ABD’deki bazı düşünce
kuruluşlarından yansıyan yorumlara göre, Joe Biden yönetimi, dikkatini büyük
ölçüde Asya Pasifik bölgesine verecektir. ABD’de İster Cumhuriyetçiler, ister
Demokratlar yönetime gelsin en öncelikli konu Çin’dir. ABD Çin’in yükselişini
hem ekonomik hem de güvenlik açısından kendisine tehdit görmektedir.
Trump’ın son dört
yılda Çin’e karşı yürüttüğü politika ile iki ülke arasındaki ilişkiler çok gerilmişti.

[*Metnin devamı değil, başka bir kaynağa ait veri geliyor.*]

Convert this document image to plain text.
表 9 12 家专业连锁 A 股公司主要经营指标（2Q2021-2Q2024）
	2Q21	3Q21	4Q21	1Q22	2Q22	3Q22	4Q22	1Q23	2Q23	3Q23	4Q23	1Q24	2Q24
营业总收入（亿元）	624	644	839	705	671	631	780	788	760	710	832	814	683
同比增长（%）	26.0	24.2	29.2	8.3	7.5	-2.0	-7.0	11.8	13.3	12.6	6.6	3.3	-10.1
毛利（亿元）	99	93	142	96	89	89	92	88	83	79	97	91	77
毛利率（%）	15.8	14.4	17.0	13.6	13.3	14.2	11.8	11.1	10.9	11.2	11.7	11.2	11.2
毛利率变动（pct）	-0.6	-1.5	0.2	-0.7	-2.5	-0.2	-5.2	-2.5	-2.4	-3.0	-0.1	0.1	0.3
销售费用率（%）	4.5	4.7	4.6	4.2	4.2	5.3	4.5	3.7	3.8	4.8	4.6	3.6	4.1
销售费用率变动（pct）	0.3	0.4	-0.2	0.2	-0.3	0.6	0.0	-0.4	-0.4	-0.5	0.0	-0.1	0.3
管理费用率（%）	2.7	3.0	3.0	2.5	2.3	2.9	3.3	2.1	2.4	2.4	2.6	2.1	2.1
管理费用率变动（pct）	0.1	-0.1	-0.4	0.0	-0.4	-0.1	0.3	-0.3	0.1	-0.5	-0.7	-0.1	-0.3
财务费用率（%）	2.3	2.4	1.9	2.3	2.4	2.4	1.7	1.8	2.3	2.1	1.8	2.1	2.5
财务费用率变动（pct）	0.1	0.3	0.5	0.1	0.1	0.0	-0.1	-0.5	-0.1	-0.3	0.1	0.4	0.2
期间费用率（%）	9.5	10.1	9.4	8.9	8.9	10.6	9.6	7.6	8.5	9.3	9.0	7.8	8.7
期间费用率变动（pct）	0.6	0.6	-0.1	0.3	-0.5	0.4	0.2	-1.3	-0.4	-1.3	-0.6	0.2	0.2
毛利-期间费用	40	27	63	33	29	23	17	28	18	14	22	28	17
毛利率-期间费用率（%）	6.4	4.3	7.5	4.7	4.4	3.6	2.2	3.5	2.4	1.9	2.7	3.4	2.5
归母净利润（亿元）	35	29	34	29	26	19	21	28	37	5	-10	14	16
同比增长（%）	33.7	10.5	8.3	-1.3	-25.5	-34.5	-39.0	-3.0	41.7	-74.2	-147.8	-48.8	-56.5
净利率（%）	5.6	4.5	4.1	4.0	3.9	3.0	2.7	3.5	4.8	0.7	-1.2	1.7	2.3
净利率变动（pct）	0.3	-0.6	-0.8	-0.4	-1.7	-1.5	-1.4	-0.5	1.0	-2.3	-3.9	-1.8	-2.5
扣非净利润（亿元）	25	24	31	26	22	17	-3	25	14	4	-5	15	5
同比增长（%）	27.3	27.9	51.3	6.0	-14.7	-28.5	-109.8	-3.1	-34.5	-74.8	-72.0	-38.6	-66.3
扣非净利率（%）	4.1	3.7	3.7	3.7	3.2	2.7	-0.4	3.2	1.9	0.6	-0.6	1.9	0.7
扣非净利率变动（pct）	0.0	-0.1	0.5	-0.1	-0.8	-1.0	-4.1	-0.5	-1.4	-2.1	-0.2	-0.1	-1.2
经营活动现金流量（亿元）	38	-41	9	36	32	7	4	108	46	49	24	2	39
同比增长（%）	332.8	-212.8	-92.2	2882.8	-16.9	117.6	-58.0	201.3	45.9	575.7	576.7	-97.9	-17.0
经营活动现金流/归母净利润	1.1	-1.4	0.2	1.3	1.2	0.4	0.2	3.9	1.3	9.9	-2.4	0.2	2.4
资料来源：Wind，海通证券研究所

Konuştuğum bazı Amerikalılar: ‘’Trump’ın
Çin ürünlerine gümrük vergilerini artırmasını doğru bulduklarını’’ söylediler.
ABD siyasetinde, Çin’in gücü bertaraf edilmediği sürece güven ve kuşkunun
bitmeyeceği konusunda fikir birliği var. Ancak yöntem konusunda farklılıklar
bulunmaktadır.
‘’Ortadoğu’’
ABD medyasından
anladığımız kadarıyla ‘’Ortadoğu’da’’
Biden’ın gündemine hâkim olması beklenen dört konu var. Şimdi bu konulara kısaca
bakalım.
Birinci konu İran; bilindiği gibi Trump yönetimi İran
politikasında 2018’de tek taraflı olarak nükleer anlaşmasından ABD’yi çekmişti.

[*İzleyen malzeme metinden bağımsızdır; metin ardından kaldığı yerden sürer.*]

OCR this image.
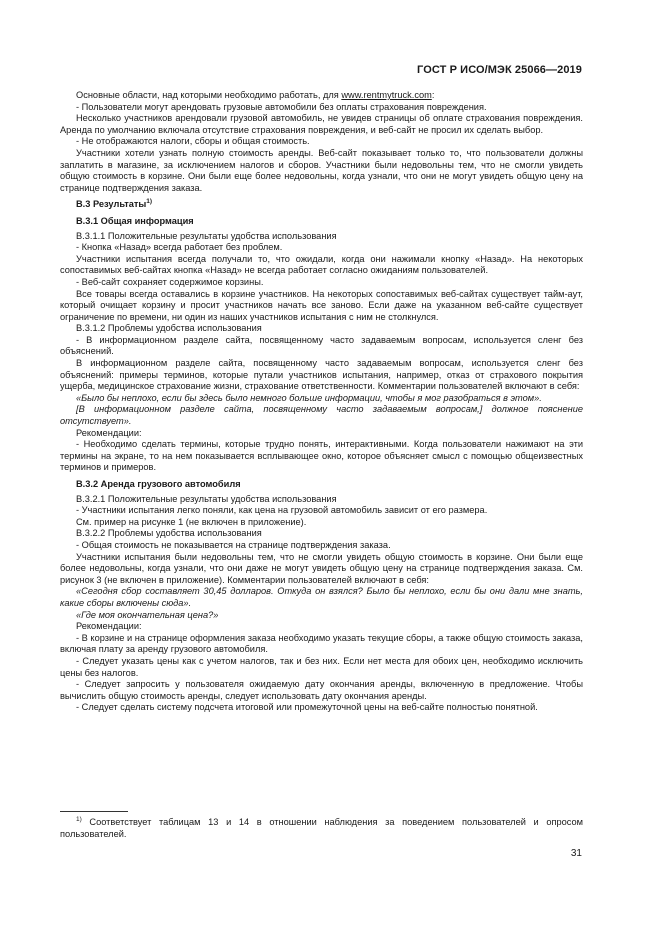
ГОСТ Р ИСО/МЭК 25066—2019

Основные области, над которыми необходимо работать, для www.rentmytruck.com:

- Пользователи могут арендовать грузовые автомобили без оплаты страхования повреждения.

Несколько участников арендовали грузовой автомобиль, не увидев страницы об оплате страхования повреждения. Аренда по умолчанию включала отсутствие страхования повреждения, и веб-сайт не просил их сделать выбор.

- Не отображаются налоги, сборы и общая стоимость.

Участники хотели узнать полную стоимость аренды. Веб-сайт показывает только то, что пользователи должны заплатить в магазине, за исключением налогов и сборов. Участники были недовольны тем, что не смогли увидеть общую стоимость в корзине. Они были еще более недовольны, когда узнали, что они не могут увидеть общую цену на странице подтверждения заказа.

В.3 Результаты$^{1)}$

В.3.1 Общая информация

В.3.1.1 Положительные результаты удобства использования

- Кнопка «Назад» всегда работает без проблем.

Участники испытания всегда получали то, что ожидали, когда они нажимали кнопку «Назад». На некоторых сопоставимых веб-сайтах кнопка «Назад» не всегда работает согласно ожиданиям пользователей.

- Веб-сайт сохраняет содержимое корзины.

Все товары всегда оставались в корзине участников. На некоторых сопоставимых веб-сайтах существует тайм-аут, который очищает корзину и просит участников начать все заново. Если даже на указанном веб-сайте существует ограничение по времени, ни один из наших участников испытания с ним не столкнулся.

В.3.1.2 Проблемы удобства использования

- В информационном разделе сайта, посвященному часто задаваемым вопросам, используется сленг без объяснений.

В информационном разделе сайта, посвященному часто задаваемым вопросам, используется сленг без объяснений: примеры терминов, которые путали участников испытания, например, отказ от страхового покрытия ущерба, медицинское страхование жизни, страхование ответственности. Комментарии пользователей включают в себя:

«Было бы неплохо, если бы здесь было немного больше информации, чтобы я мог разобраться в этом».

[В информационном разделе сайта, посвященному часто задаваемым вопросам,] должное пояснение отсутствует».

Рекомендации:

- Необходимо сделать термины, которые трудно понять, интерактивными. Когда пользователи нажимают на эти термины на экране, то на нем показывается всплывающее окно, которое объясняет смысл с помощью общеизвестных терминов и примеров.

В.3.2 Аренда грузового автомобиля

В.3.2.1 Положительные результаты удобства использования

- Участники испытания легко поняли, как цена на грузовой автомобиль зависит от его размера.

См. пример на рисунке 1 (не включен в приложение).

В.3.2.2 Проблемы удобства использования

- Общая стоимость не показывается на странице подтверждения заказа.

Участники испытания были недовольны тем, что не смогли увидеть общую стоимость в корзине. Они были еще более недовольны, когда узнали, что они даже не могут увидеть общую цену на странице подтверждения заказа. См. рисунок 3 (не включен в приложение). Комментарии пользователей включают в себя:

«Сегодня сбор составляет 30,45 долларов. Откуда он взялся? Было бы неплохо, если бы они дали мне знать, какие сборы включены сюда».

«Где моя окончательная цена?»

Рекомендации:

- В корзине и на странице оформления заказа необходимо указать текущие сборы, а также общую стоимость заказа, включая плату за аренду грузового автомобиля.

- Следует указать цены как с учетом налогов, так и без них. Если нет места для обоих цен, необходимо исключить цены без налогов.

- Следует запросить у пользователя ожидаемую дату окончания аренды, включенную в предложение. Чтобы вычислить общую стоимость аренды, следует использовать дату окончания аренды.

- Следует сделать систему подсчета итоговой или промежуточной цены на веб-сайте полностью понятной.

$^{1)}$ Соответствует таблицам 13 и 14 в отношении наблюдения за поведением пользователей и опросом пользователей.
31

Tahran üzerinde eşi görülmemiş düzeyde baskıya neden olan bu tutum değişebilir.
Ancak Biden nükleer anlaşmaya geri dönse bile İran’a yeni şartlar dayatacaktır.

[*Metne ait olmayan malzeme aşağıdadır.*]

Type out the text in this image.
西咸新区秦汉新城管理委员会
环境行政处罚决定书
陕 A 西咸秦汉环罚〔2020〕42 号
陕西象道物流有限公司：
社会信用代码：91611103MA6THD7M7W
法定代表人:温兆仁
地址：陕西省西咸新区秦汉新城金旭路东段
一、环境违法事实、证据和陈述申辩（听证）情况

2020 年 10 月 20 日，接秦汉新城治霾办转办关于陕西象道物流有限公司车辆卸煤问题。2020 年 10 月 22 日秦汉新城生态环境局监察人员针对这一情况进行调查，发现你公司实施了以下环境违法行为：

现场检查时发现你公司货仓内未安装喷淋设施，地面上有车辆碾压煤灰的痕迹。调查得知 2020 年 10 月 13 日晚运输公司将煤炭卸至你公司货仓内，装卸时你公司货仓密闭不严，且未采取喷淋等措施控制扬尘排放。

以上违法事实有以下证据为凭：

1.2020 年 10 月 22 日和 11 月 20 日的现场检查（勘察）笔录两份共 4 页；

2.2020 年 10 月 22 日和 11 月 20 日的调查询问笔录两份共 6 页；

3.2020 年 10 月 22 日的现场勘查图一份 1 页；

İkinci konu İsrail; ABD, İsrail ve Arap ülkelerindeki statükoyla
olan ilişkilerini devam ettirecektir. Batı Şeria’daki işgal sürecek, iki
devletli çözüm ifadeleri de söylemin ötesine geçmeyecektir. İsrail’in güvenliği
ve niteliksel üstünlüğü, topyekûn ABD siyasetinin ortak konusu olduğu
unutulmamalıdır.
Üçüncü konu diktatör Arap rejimleri; Biden Körfez ülkelerinin İsrail’le normalleşme
anlaşmalarını memnuniyetle karşılamıştı. Ancak Trump’ın yaptığı gibi diğer Arap
ülkelerini bu anlaşmaya zorlamayacaktır. ABD’nin insan hakları, demokrasi,
hukukun üstünlüğü gibi söylemlerinin pratikte hiçbir karşılığı görülmemiştir. Tam
aksine bütün otoriter rejimlerin destekleyicisi ABD olduğu herkesçe
bilinmektedir.
Dördüncü konu Türkiye; Türk-ABD ilişkileri Sovyet tehdidine karşı iki
ülke güvenlik endişelerinin bir noktada kesişmesi ile gelişmişti. Ama Türkiye
süreç içinde ABD’nin güvenilmez bir ülke olduğunu defalarca tecrübe etti.
Türk-ABD ilişkiler tarihine darbelerin, siyasi entrikaların, iç çatışmaların
tarihidir diyebiliriz.
Herkesin merak
ettiği soru; Biden ile Türk-ABD ilişkilerinin geleceği nasıl olacak? ABD Dış
işlerine danışmanlık yapmış ve dış politika konusunda 20’nın üzerinde kitabı
bulunan Robert D. Kaplan ile yapmış olduğum bir röportajda bu soruyu sormuştum.
Robert’ın bana verdiği cevap: ‘’ABD gücünü
korumak istiyor, Türkiye ise tarihteki gücüne erişmek istiyor. Türk-ABD
ilişkilerinin geleceği bu iki istek etrafında çatışacak’’ demişti.